Increase access to and views of nature. The healing power of nature is a real thing. Skull caps with electrodes can measure brain activity and show that exposure to nature profoundly changes how we function.
A few examples… After participating in gardening projects, prison inmates had measurably reduced hostility. In low income housing, comparing green properties with ample trees vs. barren properties with no trees, the treed sites won every test, including better performance on test scores, mental fatigue, and attention span.
Nature attracts people to be outdoors. We are biophilic – hard-wired to like and be happier surrounded by nature. (Check this out for an explanation of biophilic design.) It reduces stress levels, encourages us to talk with neighbors, and develops a stronger social bond.

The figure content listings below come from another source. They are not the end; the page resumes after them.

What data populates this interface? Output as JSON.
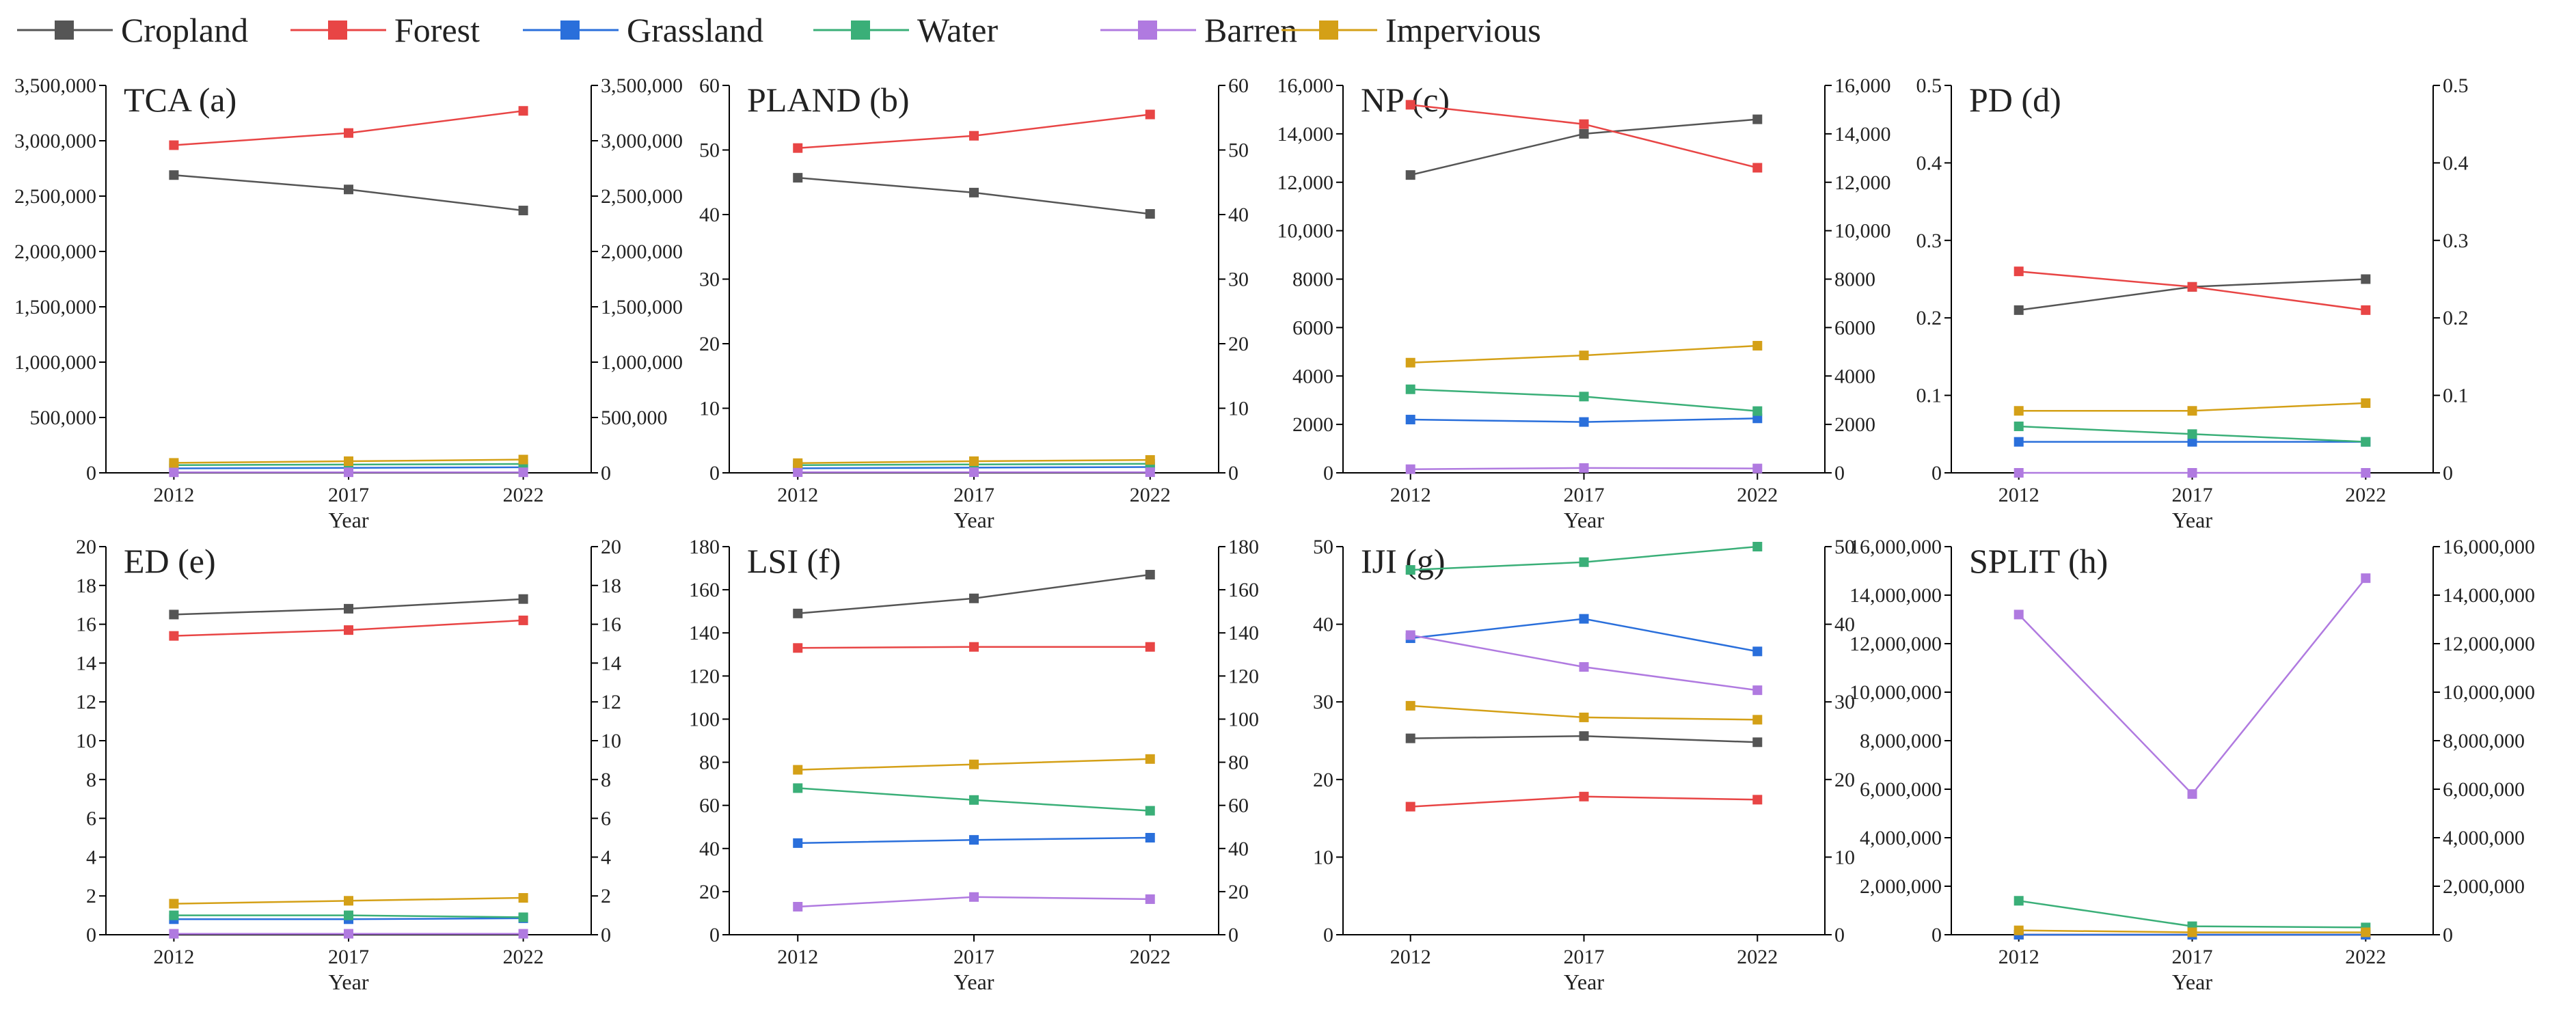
{
  "legend": [
    {
      "name": "Cropland",
      "color": "#555555"
    },
    {
      "name": "Forest",
      "color": "#e84545"
    },
    {
      "name": "Grassland",
      "color": "#2a6fdb"
    },
    {
      "name": "Water",
      "color": "#3aaf78"
    },
    {
      "name": "Barren",
      "color": "#b07ae0"
    },
    {
      "name": "Impervious",
      "color": "#d4a017"
    }
  ],
  "chart_data": [
    {
      "type": "line",
      "title": "TCA (a)",
      "xlabel": "Year",
      "categories": [
        "2012",
        "2017",
        "2022"
      ],
      "ylim": [
        0,
        3500000
      ],
      "yticks": [
        0,
        500000,
        1000000,
        1500000,
        2000000,
        2500000,
        3000000,
        3500000
      ],
      "ytick_labels": [
        "0",
        "500,000",
        "1,000,000",
        "1,500,000",
        "2,000,000",
        "2,500,000",
        "3,000,000",
        "3,500,000"
      ],
      "series": [
        {
          "name": "Cropland",
          "values": [
            2690000,
            2560000,
            2370000
          ]
        },
        {
          "name": "Forest",
          "values": [
            2960000,
            3070000,
            3270000
          ]
        },
        {
          "name": "Grassland",
          "values": [
            40000,
            45000,
            50000
          ]
        },
        {
          "name": "Water",
          "values": [
            70000,
            75000,
            80000
          ]
        },
        {
          "name": "Barren",
          "values": [
            5000,
            5000,
            5000
          ]
        },
        {
          "name": "Impervious",
          "values": [
            90000,
            105000,
            120000
          ]
        }
      ]
    },
    {
      "type": "line",
      "title": "PLAND (b)",
      "xlabel": "Year",
      "categories": [
        "2012",
        "2017",
        "2022"
      ],
      "ylim": [
        0,
        60
      ],
      "yticks": [
        0,
        10,
        20,
        30,
        40,
        50,
        60
      ],
      "ytick_labels": [
        "0",
        "10",
        "20",
        "30",
        "40",
        "50",
        "60"
      ],
      "series": [
        {
          "name": "Cropland",
          "values": [
            45.7,
            43.4,
            40.1
          ]
        },
        {
          "name": "Forest",
          "values": [
            50.3,
            52.2,
            55.5
          ]
        },
        {
          "name": "Grassland",
          "values": [
            0.7,
            0.8,
            0.9
          ]
        },
        {
          "name": "Water",
          "values": [
            1.2,
            1.3,
            1.4
          ]
        },
        {
          "name": "Barren",
          "values": [
            0.1,
            0.1,
            0.1
          ]
        },
        {
          "name": "Impervious",
          "values": [
            1.5,
            1.8,
            2.0
          ]
        }
      ]
    },
    {
      "type": "line",
      "title": "NP (c)",
      "xlabel": "Year",
      "categories": [
        "2012",
        "2017",
        "2022"
      ],
      "ylim": [
        0,
        16000
      ],
      "yticks": [
        0,
        2000,
        4000,
        6000,
        8000,
        10000,
        12000,
        14000,
        16000
      ],
      "ytick_labels": [
        "0",
        "2000",
        "4000",
        "6000",
        "8000",
        "10,000",
        "12,000",
        "14,000",
        "16,000"
      ],
      "ytick_labels_right": [
        "0",
        "2000",
        "4000",
        "6000",
        "8000",
        "10,000",
        "12,000",
        "14,000",
        "16,000"
      ],
      "series": [
        {
          "name": "Cropland",
          "values": [
            12300,
            14000,
            14600
          ]
        },
        {
          "name": "Forest",
          "values": [
            15200,
            14400,
            12600
          ]
        },
        {
          "name": "Grassland",
          "values": [
            2200,
            2100,
            2250
          ]
        },
        {
          "name": "Water",
          "values": [
            3450,
            3150,
            2550
          ]
        },
        {
          "name": "Barren",
          "values": [
            150,
            200,
            180
          ]
        },
        {
          "name": "Impervious",
          "values": [
            4550,
            4850,
            5250
          ]
        }
      ]
    },
    {
      "type": "line",
      "title": "PD (d)",
      "xlabel": "Year",
      "categories": [
        "2012",
        "2017",
        "2022"
      ],
      "ylim": [
        0,
        0.5
      ],
      "yticks": [
        0,
        0.1,
        0.2,
        0.3,
        0.4,
        0.5
      ],
      "ytick_labels": [
        "0",
        "0.1",
        "0.2",
        "0.3",
        "0.4",
        "0.5"
      ],
      "series": [
        {
          "name": "Cropland",
          "values": [
            0.21,
            0.24,
            0.25
          ]
        },
        {
          "name": "Forest",
          "values": [
            0.26,
            0.24,
            0.21
          ]
        },
        {
          "name": "Grassland",
          "values": [
            0.04,
            0.04,
            0.04
          ]
        },
        {
          "name": "Water",
          "values": [
            0.06,
            0.05,
            0.04
          ]
        },
        {
          "name": "Barren",
          "values": [
            0.0,
            0.0,
            0.0
          ]
        },
        {
          "name": "Impervious",
          "values": [
            0.08,
            0.08,
            0.09
          ]
        }
      ]
    },
    {
      "type": "line",
      "title": "ED (e)",
      "xlabel": "Year",
      "categories": [
        "2012",
        "2017",
        "2022"
      ],
      "ylim": [
        0,
        20
      ],
      "yticks": [
        0,
        2,
        4,
        6,
        8,
        10,
        12,
        14,
        16,
        18,
        20
      ],
      "ytick_labels": [
        "0",
        "2",
        "4",
        "6",
        "8",
        "10",
        "12",
        "14",
        "16",
        "18",
        "20"
      ],
      "series": [
        {
          "name": "Cropland",
          "values": [
            16.5,
            16.8,
            17.3
          ]
        },
        {
          "name": "Forest",
          "values": [
            15.4,
            15.7,
            16.2
          ]
        },
        {
          "name": "Grassland",
          "values": [
            0.8,
            0.8,
            0.85
          ]
        },
        {
          "name": "Water",
          "values": [
            1.0,
            1.0,
            0.9
          ]
        },
        {
          "name": "Barren",
          "values": [
            0.05,
            0.05,
            0.05
          ]
        },
        {
          "name": "Impervious",
          "values": [
            1.6,
            1.75,
            1.9
          ]
        }
      ]
    },
    {
      "type": "line",
      "title": "LSI (f)",
      "xlabel": "Year",
      "categories": [
        "2012",
        "2017",
        "2022"
      ],
      "ylim": [
        0,
        180
      ],
      "yticks": [
        0,
        20,
        40,
        60,
        80,
        100,
        120,
        140,
        160,
        180
      ],
      "ytick_labels": [
        "0",
        "20",
        "40",
        "60",
        "80",
        "100",
        "120",
        "140",
        "160",
        "180"
      ],
      "series": [
        {
          "name": "Cropland",
          "values": [
            149,
            156,
            167
          ]
        },
        {
          "name": "Forest",
          "values": [
            133,
            133.5,
            133.5
          ]
        },
        {
          "name": "Grassland",
          "values": [
            42.5,
            44,
            45
          ]
        },
        {
          "name": "Water",
          "values": [
            68,
            62.5,
            57.5
          ]
        },
        {
          "name": "Barren",
          "values": [
            13,
            17.5,
            16.5
          ]
        },
        {
          "name": "Impervious",
          "values": [
            76.5,
            79,
            81.5
          ]
        }
      ]
    },
    {
      "type": "line",
      "title": "IJI (g)",
      "xlabel": "Year",
      "categories": [
        "2012",
        "2017",
        "2022"
      ],
      "ylim": [
        0,
        50
      ],
      "yticks": [
        0,
        10,
        20,
        30,
        40,
        50
      ],
      "ytick_labels": [
        "0",
        "10",
        "20",
        "30",
        "40",
        "50"
      ],
      "ytick_labels_right": [
        "0",
        "10",
        "20",
        "30",
        "40",
        "50"
      ],
      "series": [
        {
          "name": "Cropland",
          "values": [
            25.3,
            25.6,
            24.8
          ]
        },
        {
          "name": "Forest",
          "values": [
            16.5,
            17.8,
            17.4
          ]
        },
        {
          "name": "Grassland",
          "values": [
            38.2,
            40.7,
            36.5
          ]
        },
        {
          "name": "Water",
          "values": [
            47,
            48,
            50
          ]
        },
        {
          "name": "Barren",
          "values": [
            38.6,
            34.5,
            31.5
          ]
        },
        {
          "name": "Impervious",
          "values": [
            29.5,
            28,
            27.7
          ]
        }
      ]
    },
    {
      "type": "line",
      "title": "SPLIT (h)",
      "xlabel": "Year",
      "categories": [
        "2012",
        "2017",
        "2022"
      ],
      "ylim": [
        0,
        16000000
      ],
      "yticks": [
        0,
        2000000,
        4000000,
        6000000,
        8000000,
        10000000,
        12000000,
        14000000,
        16000000
      ],
      "ytick_labels": [
        "0",
        "2,000,000",
        "4,000,000",
        "6,000,000",
        "8,000,000",
        "10,000,000",
        "12,000,000",
        "14,000,000",
        "16,000,000"
      ],
      "series": [
        {
          "name": "Cropland",
          "values": [
            10,
            10,
            10
          ]
        },
        {
          "name": "Forest",
          "values": [
            10,
            10,
            10
          ]
        },
        {
          "name": "Grassland",
          "values": [
            20,
            20,
            20
          ]
        },
        {
          "name": "Water",
          "values": [
            1400000,
            350000,
            300000
          ]
        },
        {
          "name": "Barren",
          "values": [
            13200000,
            5800000,
            14700000
          ]
        },
        {
          "name": "Impervious",
          "values": [
            180000,
            100000,
            100000
          ]
        }
      ]
    }
  ]
}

This healing power of nature works on three levels: direct access to nature, views of nature, and bringing the natural world indoors.
If you have access to green space, trail systems, water features, etc., use it! Map it, market it, make it easy to use.
Look at your viewshed from windows in common spaces and from windows in the dwelling spaces. You may not own all of it, but can you improve that part that you do own?
And inside, how can you bring natural plants into your space? In dark halls, even natural landscape artwork and photography can do wonders.
BONUS STRATEGY: Ditch the Roundup.
There are better approaches to weed control. These include native and complimentary plantings, horticultural vinegar, and other nontoxic solutions.
Besides the real health risks related to exposure, you don not want to be on the wrong side of history when a resident or employee questions why they have been exposed for all these years by living or working on the property.
Do yourself a favor and just stop.
Small Changes. Big Impact.
So there you have it, my top five (or six) easiest strategies for making good health the easy choice for residents. None of them are earth shattering.
But small changes can have a big impact. Ask yourself which has a greater impact on health in rental housing: a clinic for low income kids with asthma? Or the housing professional that replaces carpet with no VOC flooring and eliminates the asthma triggers altogether?
Health supporting buildings play a key role in decreasing the burden of chronic disease in our communities. As developers and property managers, YOU rig the environment in the residents’ favor, making good health in rental housing a real choice.